Not Achieving Orgasm, Recognize The Most Important Session Of Having Sex With A Partner Sek

JAKARTA – Long-term partners or long-lasting partners know very well that sex plays a role in increasing the warmth of the relationship. But not every couple understands that orgasm is not the key to a romantic relationship with a partner.

According to Aaron Ben-Zeév, Ph.D., professor of philosophy and author of The Arc of Love: How Our Romantic Lives Change Over Time, there are more important things than an orgasm. Ben-Zeév defines sexual afterglow as the good feeling that persists after the pleasurable experience of sex.

That good feeling is a kind of intense radiance that is attractive and contagious. Reported by Psychology Today, Monday, June 14, a study shows that sexual afterglow determines how people feel about their sexual partners.

Sexual afterglow or feelings of pleasure during a sex session are less intense than orgasm, but play a greater role in lasting romantic satisfaction.

After or during sex with a partner, stronger feelings of happiness were reported to have higher levels of marital satisfaction. What is included in the sexual afterglow?

A woman who has been divorced from her partner says that her husband is emotionally disconnected when he ejaculates.

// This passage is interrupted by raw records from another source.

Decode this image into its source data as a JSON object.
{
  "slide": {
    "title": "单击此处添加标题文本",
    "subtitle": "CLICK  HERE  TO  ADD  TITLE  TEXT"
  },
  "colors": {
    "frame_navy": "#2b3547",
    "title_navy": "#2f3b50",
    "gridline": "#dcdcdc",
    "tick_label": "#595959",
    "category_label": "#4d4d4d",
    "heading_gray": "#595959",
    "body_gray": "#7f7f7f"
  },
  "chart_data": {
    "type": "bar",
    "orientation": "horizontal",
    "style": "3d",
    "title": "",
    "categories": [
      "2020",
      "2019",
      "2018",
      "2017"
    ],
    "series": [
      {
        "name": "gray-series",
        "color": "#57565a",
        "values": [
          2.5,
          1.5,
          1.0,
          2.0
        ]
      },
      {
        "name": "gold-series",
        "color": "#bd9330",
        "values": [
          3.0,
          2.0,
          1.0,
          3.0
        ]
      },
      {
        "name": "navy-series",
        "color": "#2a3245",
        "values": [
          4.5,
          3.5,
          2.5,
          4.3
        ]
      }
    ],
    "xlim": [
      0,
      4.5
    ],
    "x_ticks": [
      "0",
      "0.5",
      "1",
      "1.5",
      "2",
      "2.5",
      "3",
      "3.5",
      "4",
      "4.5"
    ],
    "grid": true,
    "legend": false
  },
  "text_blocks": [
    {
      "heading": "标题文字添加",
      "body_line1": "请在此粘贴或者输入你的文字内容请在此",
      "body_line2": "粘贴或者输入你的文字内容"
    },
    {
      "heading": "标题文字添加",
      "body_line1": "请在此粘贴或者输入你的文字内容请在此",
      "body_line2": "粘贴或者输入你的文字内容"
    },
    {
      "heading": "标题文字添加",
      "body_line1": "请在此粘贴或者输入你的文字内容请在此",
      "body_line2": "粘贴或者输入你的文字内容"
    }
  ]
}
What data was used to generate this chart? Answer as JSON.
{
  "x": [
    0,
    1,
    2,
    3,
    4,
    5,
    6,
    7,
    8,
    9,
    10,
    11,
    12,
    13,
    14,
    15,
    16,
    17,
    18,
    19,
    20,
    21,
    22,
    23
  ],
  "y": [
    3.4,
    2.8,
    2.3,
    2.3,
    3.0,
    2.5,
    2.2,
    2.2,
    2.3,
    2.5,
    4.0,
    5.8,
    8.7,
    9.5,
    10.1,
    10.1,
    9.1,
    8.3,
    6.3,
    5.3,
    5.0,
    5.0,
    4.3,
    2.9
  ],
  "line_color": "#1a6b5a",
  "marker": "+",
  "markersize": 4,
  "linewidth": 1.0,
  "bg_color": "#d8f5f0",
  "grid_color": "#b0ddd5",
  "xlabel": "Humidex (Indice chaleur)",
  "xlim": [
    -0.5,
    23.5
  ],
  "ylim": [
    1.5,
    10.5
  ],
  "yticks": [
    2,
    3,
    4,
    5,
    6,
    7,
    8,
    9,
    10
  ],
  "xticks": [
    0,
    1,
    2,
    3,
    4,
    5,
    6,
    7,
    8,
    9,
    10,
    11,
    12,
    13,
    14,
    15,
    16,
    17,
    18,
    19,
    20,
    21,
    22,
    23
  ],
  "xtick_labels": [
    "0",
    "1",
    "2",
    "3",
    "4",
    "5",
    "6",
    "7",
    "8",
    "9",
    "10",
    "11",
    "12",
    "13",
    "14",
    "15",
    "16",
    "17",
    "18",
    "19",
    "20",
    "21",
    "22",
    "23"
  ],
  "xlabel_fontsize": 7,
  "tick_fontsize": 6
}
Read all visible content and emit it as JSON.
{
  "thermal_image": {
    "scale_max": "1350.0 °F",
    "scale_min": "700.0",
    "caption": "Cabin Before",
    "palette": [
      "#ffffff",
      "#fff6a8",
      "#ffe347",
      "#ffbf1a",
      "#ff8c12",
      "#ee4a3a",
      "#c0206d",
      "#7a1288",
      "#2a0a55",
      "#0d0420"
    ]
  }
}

“He left me emotionally and physically quickly. He literally left the bed to drink something and didn't come back to bed," she said.

According to Ben-Zeév, a study has shown that a strong and intimate bond occurs when couples look at each other during and after sexual intercourse. Can be done with the activity of kissing and hugging. It has also been shown to increase the duration and quality of relationships.

Apart from kissing and hugging, looking at each other with intense gazes is very valuable. Because couples who do it want to emphasize that the bond of a relationship is deeper than a short and shallow physical act.

“We can distinguish between romantic intensity which describes a momentary desire and deep romance, which goes beyond mere romantic intensity and refers to a broader and lasting lover's attitude,” says Ben-Zeév.

One of the ways to measure sexual intensity is orgasm. Meanwhile, feelings of pleasure after sex and affectionate activities after sex help deepen and prolong sexual bonds.

Other research also proves, newly married couples feel sexual afterglow about 48 hours after having sex. But sexual afterglow can not be measured by how many orgasms. Sexual afterglow also affects the level of attraction to a partner.